By Maeve Sneddon

There’s a lot to be worried about when it comes to your day of reckoning at the Pearly Gates of Heaven. Have you committed the seven deadly sins? Have you repented? Have you done enough good to outweigh the bad? One question you might be forgetting– what in the name of God are you going to talk to St. Peter about as you wait for him to judge your soul and unlock the Gates to Heaven? Don’t worry, The Free Peach has some topics for you to try!

1.) “The weather’s been crazy recently– so cold in the mornings but so hot in the afternoon!”

This is a classic! Everyone loves to talk about the weather, no matter whether they be a newly deceased soul or a priest turned Saint whose everlasting duty is to guard Heaven, its always a great way to get anybody talking. I’m sure the weather at the Gates of Heaven is quite similar to the weather here in Berkeley, so this should be relevant to St. Peter too! Plus, if he does decide to let you in quickly, this conversation is easily cut short so you can begin your eternal celebration in Heaven. 

2.) “I’ve been crazy busy recently, I feel like everything is piling on at once.”

Great start– I’m sure St. Peter is busy too, given that he is constantly deciding whether to permit or forbid all Christian souls from entering Heaven. He’d probably love to chat about your three midterms next week and maybe even let off some steam about his current workload of judging spirits. Maybe it’ll even make him think more favorably about you since clearly the talk of weather didn’t give him enough time to decide to open those Gates up. 

3.) “Hey, did you watch the [insert recent sports game here] last night?”

Hm, this one’s a bit of a gamble. There has been no scholarship on whether the entrance to Heaven has cable TV, or whether St. Peter is a sports fan, but if he is? That can only help your chances of getting in, which really, you think he would have by now right? Most people don’t have to make this much small talk, do they?

4.) “What’s something not many people know about you?”

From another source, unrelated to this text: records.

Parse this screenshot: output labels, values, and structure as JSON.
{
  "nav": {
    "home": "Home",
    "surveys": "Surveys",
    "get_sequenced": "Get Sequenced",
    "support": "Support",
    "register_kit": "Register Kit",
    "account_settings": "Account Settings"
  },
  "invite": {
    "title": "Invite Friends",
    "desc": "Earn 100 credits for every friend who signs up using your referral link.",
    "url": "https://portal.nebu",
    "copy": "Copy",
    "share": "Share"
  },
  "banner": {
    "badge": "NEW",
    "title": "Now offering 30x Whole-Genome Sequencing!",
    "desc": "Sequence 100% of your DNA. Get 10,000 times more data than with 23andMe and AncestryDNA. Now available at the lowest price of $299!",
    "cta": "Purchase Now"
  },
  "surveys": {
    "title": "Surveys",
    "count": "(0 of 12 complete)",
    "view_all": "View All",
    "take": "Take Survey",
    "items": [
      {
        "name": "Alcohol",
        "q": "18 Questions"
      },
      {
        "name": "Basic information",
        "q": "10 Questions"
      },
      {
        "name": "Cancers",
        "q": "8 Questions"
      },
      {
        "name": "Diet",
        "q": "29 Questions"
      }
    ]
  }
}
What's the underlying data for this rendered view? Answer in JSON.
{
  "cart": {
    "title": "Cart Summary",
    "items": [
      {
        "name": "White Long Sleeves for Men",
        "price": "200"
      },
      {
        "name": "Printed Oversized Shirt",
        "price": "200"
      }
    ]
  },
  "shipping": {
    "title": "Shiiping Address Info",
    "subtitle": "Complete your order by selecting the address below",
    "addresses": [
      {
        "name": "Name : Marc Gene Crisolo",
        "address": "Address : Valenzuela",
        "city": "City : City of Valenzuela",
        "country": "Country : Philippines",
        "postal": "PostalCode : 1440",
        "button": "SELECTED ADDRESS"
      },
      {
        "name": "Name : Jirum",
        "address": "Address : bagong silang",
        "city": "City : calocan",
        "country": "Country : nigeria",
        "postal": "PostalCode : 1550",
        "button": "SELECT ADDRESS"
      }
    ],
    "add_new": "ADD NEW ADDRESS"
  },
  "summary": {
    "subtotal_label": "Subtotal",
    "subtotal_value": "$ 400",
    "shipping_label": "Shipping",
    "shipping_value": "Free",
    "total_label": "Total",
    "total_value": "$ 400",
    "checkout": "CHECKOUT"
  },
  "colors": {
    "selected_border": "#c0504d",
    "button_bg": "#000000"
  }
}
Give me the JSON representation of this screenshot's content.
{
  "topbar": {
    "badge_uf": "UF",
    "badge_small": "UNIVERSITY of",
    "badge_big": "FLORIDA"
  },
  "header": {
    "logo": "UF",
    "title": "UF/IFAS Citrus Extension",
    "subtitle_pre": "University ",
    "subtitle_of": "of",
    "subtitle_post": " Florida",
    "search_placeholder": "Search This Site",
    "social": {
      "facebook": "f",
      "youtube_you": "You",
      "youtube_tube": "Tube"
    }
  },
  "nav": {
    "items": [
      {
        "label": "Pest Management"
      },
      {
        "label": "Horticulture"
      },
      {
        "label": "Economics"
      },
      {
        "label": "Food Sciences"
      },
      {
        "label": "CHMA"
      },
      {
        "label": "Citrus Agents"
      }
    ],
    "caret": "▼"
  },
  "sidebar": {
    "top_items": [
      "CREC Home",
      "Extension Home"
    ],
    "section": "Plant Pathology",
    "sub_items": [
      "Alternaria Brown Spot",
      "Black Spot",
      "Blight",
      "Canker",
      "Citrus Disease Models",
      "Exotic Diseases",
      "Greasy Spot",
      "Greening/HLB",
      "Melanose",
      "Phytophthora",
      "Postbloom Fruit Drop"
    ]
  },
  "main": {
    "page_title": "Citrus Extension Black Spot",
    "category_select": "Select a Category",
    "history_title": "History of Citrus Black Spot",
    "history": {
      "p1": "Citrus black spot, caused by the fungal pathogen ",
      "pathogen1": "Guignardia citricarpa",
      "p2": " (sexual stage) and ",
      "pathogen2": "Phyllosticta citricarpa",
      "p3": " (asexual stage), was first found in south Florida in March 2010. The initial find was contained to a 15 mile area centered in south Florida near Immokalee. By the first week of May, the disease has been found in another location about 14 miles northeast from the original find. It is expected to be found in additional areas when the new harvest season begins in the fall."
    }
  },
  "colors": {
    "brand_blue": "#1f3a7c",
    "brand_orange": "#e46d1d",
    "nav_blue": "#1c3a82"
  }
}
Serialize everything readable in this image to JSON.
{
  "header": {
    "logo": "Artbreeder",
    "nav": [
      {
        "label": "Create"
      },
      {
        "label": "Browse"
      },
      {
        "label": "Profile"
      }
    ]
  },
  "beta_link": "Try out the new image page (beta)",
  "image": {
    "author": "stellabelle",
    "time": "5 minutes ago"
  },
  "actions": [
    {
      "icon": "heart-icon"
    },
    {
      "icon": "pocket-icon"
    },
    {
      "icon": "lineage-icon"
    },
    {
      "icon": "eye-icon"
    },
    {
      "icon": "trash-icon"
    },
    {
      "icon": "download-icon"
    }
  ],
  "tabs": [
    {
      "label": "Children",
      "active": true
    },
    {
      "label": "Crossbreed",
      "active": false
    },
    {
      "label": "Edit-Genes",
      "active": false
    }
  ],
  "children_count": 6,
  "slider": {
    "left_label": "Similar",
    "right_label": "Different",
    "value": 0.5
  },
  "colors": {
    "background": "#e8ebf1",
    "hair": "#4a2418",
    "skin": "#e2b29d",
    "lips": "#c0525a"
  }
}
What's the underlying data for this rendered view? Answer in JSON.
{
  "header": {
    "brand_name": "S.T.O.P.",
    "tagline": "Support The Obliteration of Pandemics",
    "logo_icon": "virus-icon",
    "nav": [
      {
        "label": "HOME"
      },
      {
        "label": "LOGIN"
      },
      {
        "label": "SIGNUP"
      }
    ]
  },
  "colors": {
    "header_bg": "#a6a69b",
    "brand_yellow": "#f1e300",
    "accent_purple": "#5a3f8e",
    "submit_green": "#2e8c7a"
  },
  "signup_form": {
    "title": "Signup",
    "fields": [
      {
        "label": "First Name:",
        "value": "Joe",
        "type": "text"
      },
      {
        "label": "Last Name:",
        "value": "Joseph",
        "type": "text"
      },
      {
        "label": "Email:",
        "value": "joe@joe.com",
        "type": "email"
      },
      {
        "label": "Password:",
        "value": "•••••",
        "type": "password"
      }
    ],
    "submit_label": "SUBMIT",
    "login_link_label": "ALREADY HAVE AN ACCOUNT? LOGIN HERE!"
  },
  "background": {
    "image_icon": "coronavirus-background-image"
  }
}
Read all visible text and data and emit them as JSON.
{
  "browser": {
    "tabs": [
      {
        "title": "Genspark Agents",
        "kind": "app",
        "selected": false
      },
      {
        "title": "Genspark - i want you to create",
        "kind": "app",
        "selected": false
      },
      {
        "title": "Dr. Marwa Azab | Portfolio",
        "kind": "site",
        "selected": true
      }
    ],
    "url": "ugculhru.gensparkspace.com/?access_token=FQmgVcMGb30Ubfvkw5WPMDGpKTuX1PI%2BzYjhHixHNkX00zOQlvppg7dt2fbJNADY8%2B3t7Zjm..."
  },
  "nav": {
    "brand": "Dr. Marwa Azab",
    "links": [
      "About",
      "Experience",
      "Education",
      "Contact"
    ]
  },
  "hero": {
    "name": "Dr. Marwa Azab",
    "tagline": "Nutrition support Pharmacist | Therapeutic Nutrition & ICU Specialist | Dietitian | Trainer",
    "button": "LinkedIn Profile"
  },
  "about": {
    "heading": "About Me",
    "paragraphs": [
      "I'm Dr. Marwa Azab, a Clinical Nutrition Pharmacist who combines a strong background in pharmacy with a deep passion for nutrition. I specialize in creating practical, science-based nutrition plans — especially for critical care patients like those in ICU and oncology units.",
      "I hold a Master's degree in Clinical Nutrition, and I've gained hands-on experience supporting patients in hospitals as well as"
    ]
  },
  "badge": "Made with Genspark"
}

Now I know, this one might seem a bit personal. But really, aren’t you tired of all that superficial small talk anyway? Let’s get right in the thick of it with St. Peter. I mean, at this point you’re still standing outside the Gates of Heaven, and it’s taking an awfully long time to decide if you’re allowed in, so what do you have to lose?

5.) “What’s your dream job?”

Alright, so this one you only ask if you’re really getting desperate. At this point, the amount of time it’s taking St. Peter to decide is a bit disconcerting. What exactly did you do in your life that was so bad, huh? You donated some money, right? You volunteered on occasion, no? Went to Church at least twice a year? If you’ve already run through all the other topics and he still hasn’t unlocked those Gates, might as well distract him with some shit like this. 

If you’ve gone through all of these, and St. Peter is still sitting there behind his little Gates, thinking about you and your life, I’m sorry to say but I don’t think you’re getting in. Maybe you can try all these in Hell.